I was somewhat surprised by the movie’s decision to get right into the action only a few minutes in, but what surprised me more was just how boring it was. It had no problem cutting right to the boredom.  There are some movies that take a while and try to build tension only to leave you hanging sometimes, but with this one, they get to the action, and I was still yawning. It was efficiently banal, because we had seen all of this before. The first TCM was gritty, eerie and savage, whereas the second movie kept that same air to it for the first half of the movie but gave way to a strange bit of humor to the family, while still being exceedingly gory and disgusting. This third movie fails at all of these attempts and adds nothing new to the story.
  
Let me walk you through a quick three minutes and what I was doing during it:
They capture the woman and nail her hands to a chair in the kitchen (yawn). They hit the boyfriend in the head with a hammer (scratching my crotch). The family talks about eating people and the brothers squabble among themselves (doing my taxes). The survivalist they had an accident with, Benny, he shows up and just starts shooting the hell out of everyone (picking my nose, studying the findings).
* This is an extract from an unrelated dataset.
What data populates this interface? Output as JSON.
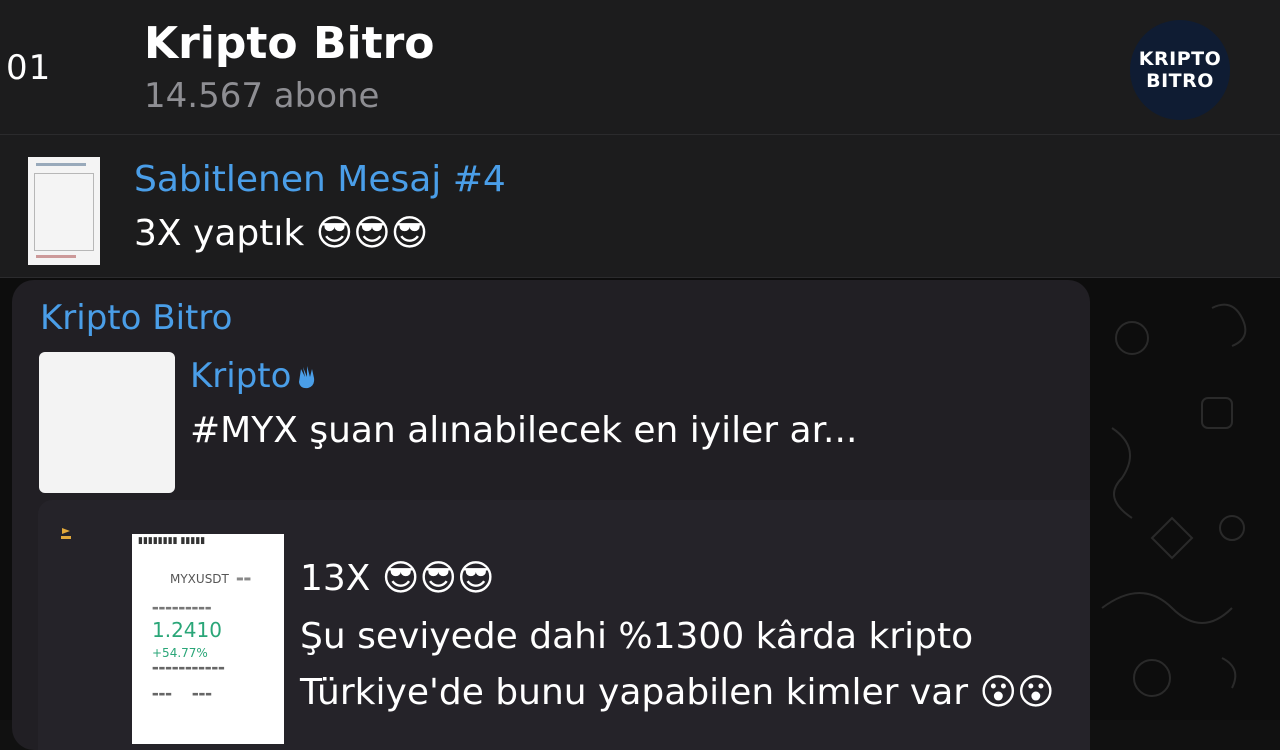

[SPOILER] The ending of the movie was something that would have gotten a lot more flack if people cared at all. We see Benny get his head cut open by the saw that was somehow turning itself on despite the fact of being underwater and with no one to pump gas into it, but that’s fine. The only problem is that Benny shows up at the very end to escape with Kate Hodge. And I wasn’t paying too much attention, but enough to notice that getting your head placed against a revving chainsaw would cause a bit more damage than the small cut on the side of Benny’s head at the end of the film. [/SPOILER]

Do any of you guys remember Jaws: The Revenge, where we see Mario Van Peebles getting eaten by the shark, only to show up at the end of the movie just floating around the water with a flesh-wound? The same thing happened here. I did a bit of research and found that the Benny character tested well with audiences, so they decided to keep him in there for the end.

Now, do any of you guys remember when one of your friends would pressure you to go see his band or poetry reading, and you don’t really want to do it because you know it’s going to suck, but you feel bad, so you go anyway and watch the performance, and while it is going on, you try to pick out one single solitary thing to compliment your friend on so you can sound supportive, but all you really want to do is get the hell out of there and go to Denny’s? I think that’s what happened with this movie. I think the director showed this to his friends and afterward he eagerly asked them, “So, what did you think?”
And someone went, “Ummm….well….the black guy was good!”
“Yeah,” another one said, “I really liked him! What a great character!”
And so on and so forth, and before you know it, the director is saying to his crew, “Guys! We have to do some re-shooting. The fans really dig Benny, let’s try to have him escape in the end.”
And someone probably said, “But we sliced his head open…”
But the director is probably just shaking his hand at the guy, as if it were a minor detail that can be circumvented.   

This movie surely set a perfect precedent for the slippery shit-slope this franchise would take in the coming years.